The world spends about 30 times more destroying nature than protecting it, according to the United Nations Environment Programme’s new “State of Finance for Nature” (SNF) report. The report finds roughly US$7.3 trillion in global investments damage nature, including funding for high-emissions energy infrastructure and pollution-intensive manufacturing.
Two-thirds of those harmful investments come from private sources concentrated in utilities, industry, energy and materials sectors. The remainder is public spending and includes damaging government subsidies for fossil fuels, agriculture, transport and construction. In contrast, nature-positive investments reached only $220 billion in 2023 — about 30 times less than harmful flows.
The SNF authors note nearly half the global economy depends significantly on nature, yet governments, businesses and finance are eroding “our collective nature bank.” The report cites a collapse in wildlife — an estimated 73% decline in wildlife populations since 1970 — undermining ecosystem services such as pollination, clean water and soil fertility that underpin economies. UNEP executive director Inger Andersen warned: “If you follow the money, you see the size of the challenge ahead of us… We can either invest into nature’s destruction or power its recovery — there is no middle ground.”
The report’s central prescription is to redirect finance into nature-based solution (NbS) assets. NbS include investments that limit climate change and restore ecosystems, such as reforestation for carbon sequestration and sustainable land management to halt land degradation and desertification.

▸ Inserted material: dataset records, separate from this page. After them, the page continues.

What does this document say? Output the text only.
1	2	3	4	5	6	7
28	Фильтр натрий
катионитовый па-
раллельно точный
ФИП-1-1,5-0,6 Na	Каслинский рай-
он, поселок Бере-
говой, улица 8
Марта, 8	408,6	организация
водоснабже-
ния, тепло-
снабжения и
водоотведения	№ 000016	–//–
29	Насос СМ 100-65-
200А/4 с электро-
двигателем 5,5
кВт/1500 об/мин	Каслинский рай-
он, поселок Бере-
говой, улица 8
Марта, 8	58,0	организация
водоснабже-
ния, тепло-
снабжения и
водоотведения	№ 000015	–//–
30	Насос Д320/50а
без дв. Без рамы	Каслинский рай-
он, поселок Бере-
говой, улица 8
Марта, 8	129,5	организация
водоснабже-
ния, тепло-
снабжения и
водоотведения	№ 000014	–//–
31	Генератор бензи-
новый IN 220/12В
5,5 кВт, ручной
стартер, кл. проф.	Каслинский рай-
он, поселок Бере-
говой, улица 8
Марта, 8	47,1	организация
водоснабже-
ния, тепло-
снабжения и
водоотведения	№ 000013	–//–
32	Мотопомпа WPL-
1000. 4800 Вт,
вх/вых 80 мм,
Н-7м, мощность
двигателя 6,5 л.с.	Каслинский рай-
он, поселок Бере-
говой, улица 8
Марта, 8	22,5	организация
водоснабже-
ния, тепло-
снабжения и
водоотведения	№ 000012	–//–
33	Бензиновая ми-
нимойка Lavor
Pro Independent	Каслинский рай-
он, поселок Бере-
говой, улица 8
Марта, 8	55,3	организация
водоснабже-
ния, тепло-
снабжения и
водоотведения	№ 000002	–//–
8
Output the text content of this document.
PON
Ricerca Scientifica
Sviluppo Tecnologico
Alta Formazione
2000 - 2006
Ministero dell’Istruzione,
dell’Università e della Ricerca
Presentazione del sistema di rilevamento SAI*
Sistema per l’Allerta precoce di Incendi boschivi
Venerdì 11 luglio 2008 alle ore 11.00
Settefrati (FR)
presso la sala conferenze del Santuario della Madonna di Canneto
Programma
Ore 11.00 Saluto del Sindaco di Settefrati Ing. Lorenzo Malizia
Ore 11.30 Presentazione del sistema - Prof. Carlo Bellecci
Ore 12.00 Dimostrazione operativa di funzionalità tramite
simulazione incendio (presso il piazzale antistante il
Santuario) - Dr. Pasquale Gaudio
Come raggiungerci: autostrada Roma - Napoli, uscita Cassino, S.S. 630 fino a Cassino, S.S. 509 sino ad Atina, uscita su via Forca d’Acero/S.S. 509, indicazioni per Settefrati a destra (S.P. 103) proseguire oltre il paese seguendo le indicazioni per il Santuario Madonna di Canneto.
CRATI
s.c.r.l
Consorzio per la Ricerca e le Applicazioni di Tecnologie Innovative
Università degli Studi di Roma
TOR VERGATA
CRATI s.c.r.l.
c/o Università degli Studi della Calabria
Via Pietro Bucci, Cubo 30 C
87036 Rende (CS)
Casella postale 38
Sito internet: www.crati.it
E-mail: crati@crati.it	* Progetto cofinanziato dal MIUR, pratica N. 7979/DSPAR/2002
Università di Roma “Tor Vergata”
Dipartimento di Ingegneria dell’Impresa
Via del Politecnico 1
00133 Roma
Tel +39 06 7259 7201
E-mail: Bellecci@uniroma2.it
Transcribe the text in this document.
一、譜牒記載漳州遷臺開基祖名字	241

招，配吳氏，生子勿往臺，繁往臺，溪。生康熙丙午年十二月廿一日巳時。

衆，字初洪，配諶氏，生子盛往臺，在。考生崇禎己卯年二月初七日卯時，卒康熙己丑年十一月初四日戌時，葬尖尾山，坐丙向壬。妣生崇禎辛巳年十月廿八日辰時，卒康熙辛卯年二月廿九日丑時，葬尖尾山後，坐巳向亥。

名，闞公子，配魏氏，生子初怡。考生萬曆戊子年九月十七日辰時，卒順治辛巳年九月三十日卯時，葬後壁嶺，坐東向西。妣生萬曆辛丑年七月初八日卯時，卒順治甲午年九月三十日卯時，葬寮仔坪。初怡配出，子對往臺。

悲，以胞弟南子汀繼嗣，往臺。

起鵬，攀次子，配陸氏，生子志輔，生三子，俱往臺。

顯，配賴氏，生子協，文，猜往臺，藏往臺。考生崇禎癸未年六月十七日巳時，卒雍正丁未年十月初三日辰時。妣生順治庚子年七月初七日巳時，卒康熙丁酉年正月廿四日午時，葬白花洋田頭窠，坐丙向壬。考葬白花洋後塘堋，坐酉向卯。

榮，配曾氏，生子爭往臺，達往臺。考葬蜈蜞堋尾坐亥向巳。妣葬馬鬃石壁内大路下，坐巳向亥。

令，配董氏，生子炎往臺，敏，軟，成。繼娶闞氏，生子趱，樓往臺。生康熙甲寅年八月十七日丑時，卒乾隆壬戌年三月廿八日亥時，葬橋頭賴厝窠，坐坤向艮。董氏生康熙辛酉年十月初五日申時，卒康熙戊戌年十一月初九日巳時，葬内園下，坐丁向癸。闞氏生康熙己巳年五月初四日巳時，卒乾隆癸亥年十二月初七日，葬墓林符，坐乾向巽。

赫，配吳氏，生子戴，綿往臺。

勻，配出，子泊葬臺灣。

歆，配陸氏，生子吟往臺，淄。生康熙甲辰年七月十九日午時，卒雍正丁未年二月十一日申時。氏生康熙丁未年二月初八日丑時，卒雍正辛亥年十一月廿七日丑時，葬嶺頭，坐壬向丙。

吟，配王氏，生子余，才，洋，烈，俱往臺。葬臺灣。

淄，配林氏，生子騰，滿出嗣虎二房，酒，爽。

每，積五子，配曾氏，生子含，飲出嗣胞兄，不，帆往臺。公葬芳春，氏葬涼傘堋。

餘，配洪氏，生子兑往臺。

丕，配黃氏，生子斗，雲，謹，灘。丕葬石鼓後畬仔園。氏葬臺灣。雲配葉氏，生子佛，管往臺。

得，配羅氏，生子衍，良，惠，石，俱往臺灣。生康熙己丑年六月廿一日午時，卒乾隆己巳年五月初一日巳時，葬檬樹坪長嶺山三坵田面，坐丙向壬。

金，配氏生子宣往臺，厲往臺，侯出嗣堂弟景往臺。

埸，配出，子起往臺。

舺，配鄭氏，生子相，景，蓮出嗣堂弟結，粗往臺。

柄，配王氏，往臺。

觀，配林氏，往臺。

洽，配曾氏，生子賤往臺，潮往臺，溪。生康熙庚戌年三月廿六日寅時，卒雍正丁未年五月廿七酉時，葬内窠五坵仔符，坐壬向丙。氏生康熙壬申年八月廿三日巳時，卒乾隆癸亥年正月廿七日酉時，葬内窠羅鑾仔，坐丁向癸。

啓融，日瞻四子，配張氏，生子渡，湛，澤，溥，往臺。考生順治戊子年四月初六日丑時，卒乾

The report estimates NbS could generate up to $30 in benefits for every $1 invested.
As part of a roadmap to a nature-positive economy, SNF sets targets and actions to help governments and private actors deliver a “big nature turnaround” aligned with the Global Biodiversity Framework adopted by the UN in 2022, which aims to halt and reverse nature loss by 2030 and achieve full recovery by 2050. Concretely, the authors say NbS investments need to grow 2.5 times to reach $571 billion annually by 2030, while harmful investments must be phased out and repurposed.
Private finance provided only a small portion of nature-positive funding in 2023, but the report notes growing momentum in biodiversity offsets: 37 countries now legally require some form of biodiversity compensation for certain developments. While such compensation mechanisms face criticism for potentially legitimizing harm, authors acknowledge they currently play a role in offsetting damage that otherwise would go uncompensated.
The SNF urges embedding nature across key economic sectors and unlocking a multitrillion-dollar “nature transition economy.” Corporations can lower costs and boost resilience by investing in resource-efficient technologies and adopting regenerative and circular business models. Opportunities extend beyond forestry, infrastructure and agriculture to products and services that harness natural processes — for example, bacteria-infused concrete that self-heals cracks with limestone, extending building lifespans and cutting construction emissions.
Practical examples cited include greening urban areas to reduce heat-island effects, roadside greening and wildlife corridors in transport planning, and emissions-negative building materials. The report also champions regenerative agriculture to rebuild soil health and biodiversity, countering industrial systems that rely heavily on chemicals and degrade soils.
Public spending trends in 2023 were mixed: investment in biodiversity and landscape protection rose by 11%, but spending on sustainable agriculture, forestry and fishing fell. Overall, nature-positive public spending remains modest compared with environmentally harmful state subsidies, which the report estimates exceed US$2 trillion annually.
“While financing nature-based solutions crawls forward, harmful investments and subsidies are surging ahead,” Andersen said. The SNF report provides a roadmap for leaders to reverse that trend by repurposing harmful finance, scaling NbS, and integrating nature into policy and corporate decision-making to support a durable recovery of ecosystems and the economies that depend on them.